72. Therefore the writ petition stands accordingly allowed. However no order as to cost. Pending I.A.s are also dismissed and the interim order if any stands merged.”
11. A perusal of the aforesaid judgment shows that the co-ordinate Bench of this Court held that a service tax demand founded solely on Form 26AS, without any independent examination of the nature of services rendered and without recording the statutory preconditions necessary for invocation of the extended period of limitation under Section 73 of the Finance Act, 1994, is unsustainable in law.
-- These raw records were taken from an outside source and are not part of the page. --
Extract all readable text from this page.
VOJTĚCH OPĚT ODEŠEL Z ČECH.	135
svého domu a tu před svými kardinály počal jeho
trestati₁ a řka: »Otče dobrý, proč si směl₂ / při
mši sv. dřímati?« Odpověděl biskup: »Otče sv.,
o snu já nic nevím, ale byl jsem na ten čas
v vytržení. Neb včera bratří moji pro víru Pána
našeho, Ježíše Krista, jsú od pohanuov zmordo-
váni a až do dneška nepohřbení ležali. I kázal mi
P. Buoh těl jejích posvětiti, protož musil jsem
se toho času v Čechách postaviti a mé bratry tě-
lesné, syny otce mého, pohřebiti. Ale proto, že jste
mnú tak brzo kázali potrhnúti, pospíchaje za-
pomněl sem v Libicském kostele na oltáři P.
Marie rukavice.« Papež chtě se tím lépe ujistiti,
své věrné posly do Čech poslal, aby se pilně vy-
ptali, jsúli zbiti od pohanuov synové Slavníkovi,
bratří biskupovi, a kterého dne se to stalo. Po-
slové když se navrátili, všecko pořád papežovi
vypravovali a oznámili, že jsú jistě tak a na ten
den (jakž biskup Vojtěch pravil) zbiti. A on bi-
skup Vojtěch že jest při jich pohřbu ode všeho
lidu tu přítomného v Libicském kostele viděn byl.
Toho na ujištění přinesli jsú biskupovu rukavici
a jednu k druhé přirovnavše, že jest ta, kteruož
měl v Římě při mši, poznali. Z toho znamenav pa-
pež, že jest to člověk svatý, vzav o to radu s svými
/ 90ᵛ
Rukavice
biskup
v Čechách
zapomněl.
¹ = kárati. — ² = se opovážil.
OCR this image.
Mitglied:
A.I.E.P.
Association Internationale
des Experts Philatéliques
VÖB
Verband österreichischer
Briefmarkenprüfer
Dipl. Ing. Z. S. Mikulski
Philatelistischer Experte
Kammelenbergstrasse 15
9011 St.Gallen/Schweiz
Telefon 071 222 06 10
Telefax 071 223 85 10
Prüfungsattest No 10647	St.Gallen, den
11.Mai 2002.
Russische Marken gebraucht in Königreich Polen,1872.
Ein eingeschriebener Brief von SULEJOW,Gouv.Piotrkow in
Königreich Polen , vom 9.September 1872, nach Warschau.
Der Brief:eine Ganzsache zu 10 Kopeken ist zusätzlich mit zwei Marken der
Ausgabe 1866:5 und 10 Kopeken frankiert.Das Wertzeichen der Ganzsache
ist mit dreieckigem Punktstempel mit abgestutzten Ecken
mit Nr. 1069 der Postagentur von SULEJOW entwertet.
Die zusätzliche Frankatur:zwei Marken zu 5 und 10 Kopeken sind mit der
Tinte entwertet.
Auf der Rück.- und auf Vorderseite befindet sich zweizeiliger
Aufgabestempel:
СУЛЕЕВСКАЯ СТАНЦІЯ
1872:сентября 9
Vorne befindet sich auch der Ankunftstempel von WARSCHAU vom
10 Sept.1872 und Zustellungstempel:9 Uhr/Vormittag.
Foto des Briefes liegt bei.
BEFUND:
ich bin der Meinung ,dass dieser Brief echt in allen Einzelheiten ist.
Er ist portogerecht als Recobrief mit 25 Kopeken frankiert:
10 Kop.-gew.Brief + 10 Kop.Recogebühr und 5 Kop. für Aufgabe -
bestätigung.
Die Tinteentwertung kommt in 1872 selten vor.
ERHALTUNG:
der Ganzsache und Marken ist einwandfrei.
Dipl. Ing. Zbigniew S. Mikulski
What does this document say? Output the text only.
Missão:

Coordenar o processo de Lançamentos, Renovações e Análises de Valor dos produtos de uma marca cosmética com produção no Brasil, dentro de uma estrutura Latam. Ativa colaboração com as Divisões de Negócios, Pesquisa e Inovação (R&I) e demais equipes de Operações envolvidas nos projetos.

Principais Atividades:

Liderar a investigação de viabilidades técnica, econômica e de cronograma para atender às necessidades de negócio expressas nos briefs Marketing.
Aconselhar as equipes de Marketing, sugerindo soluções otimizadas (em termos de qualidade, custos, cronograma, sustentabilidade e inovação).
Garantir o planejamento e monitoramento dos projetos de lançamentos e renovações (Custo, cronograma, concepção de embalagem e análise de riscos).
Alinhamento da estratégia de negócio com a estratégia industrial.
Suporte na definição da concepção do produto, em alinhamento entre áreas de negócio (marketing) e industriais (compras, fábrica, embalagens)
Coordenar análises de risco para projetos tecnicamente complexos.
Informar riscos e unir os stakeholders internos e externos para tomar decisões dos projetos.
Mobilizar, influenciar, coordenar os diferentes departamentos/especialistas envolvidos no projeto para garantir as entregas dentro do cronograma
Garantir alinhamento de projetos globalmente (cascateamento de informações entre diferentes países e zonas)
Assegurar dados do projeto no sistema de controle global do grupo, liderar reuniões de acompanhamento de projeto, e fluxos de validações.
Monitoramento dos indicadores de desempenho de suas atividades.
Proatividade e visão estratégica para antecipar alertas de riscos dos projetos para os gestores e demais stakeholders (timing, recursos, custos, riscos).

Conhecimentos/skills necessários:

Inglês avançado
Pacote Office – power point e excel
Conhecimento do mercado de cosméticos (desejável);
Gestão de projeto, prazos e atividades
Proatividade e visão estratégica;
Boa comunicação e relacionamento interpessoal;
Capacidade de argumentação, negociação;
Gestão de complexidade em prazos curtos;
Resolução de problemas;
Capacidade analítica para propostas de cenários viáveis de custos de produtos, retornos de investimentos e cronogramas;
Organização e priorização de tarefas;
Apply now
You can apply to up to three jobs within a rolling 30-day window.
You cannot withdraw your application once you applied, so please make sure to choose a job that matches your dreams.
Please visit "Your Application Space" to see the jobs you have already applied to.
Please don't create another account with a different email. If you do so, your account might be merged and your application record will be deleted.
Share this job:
It is further held that such assumption of jurisdiction by the adjudicating authority would be unauthorized and liable to be interfered with in exercise of powers under Article 226 of the Constitution of India. Consequently, the impugned order-in-original in that case was set aside and quashed together with the consequential demand of interest and penalties.
12. In the present case, both the learned counsel for the parties are in consensus that the issue involved stands covered by the decision of the coordinate Bench in Technocom (supra), to which this Court is in full agreement with. Thus, I am of the considered opinion that no further adjudication is required in the present proceedings as the issue has already settled by this Court. Thus, the petitioner is entitled to similar relief as granted in Technocom (supra).
13. Accordingly, the impugned Order-in-Original No. 19/Addl. Commr./S.Tax/GST/Dimapur/2022-23 dated 31.03.2023 passed by the Assistant Commissioner, Central Goods and Services Tax, Ministry of Finance, Department of Revenue, Government of India, and the consequential Order-In-Appeal No. GAPPL/COM/STP/ 1371/2023-APPEAL-GUWAHATI/1318 dated 29.02.2024 passed by the Commissioner (Appeals), CGST, Guwahati, affirming the aforesaid Order-in-Original, are hereby set aside and quashed. Consequently, the demand of service tax, interest and penalties imposed upon the petitioner pursuant thereto shall also stand set aside.
14. Writ petition accordingly stands allowed and disposed of.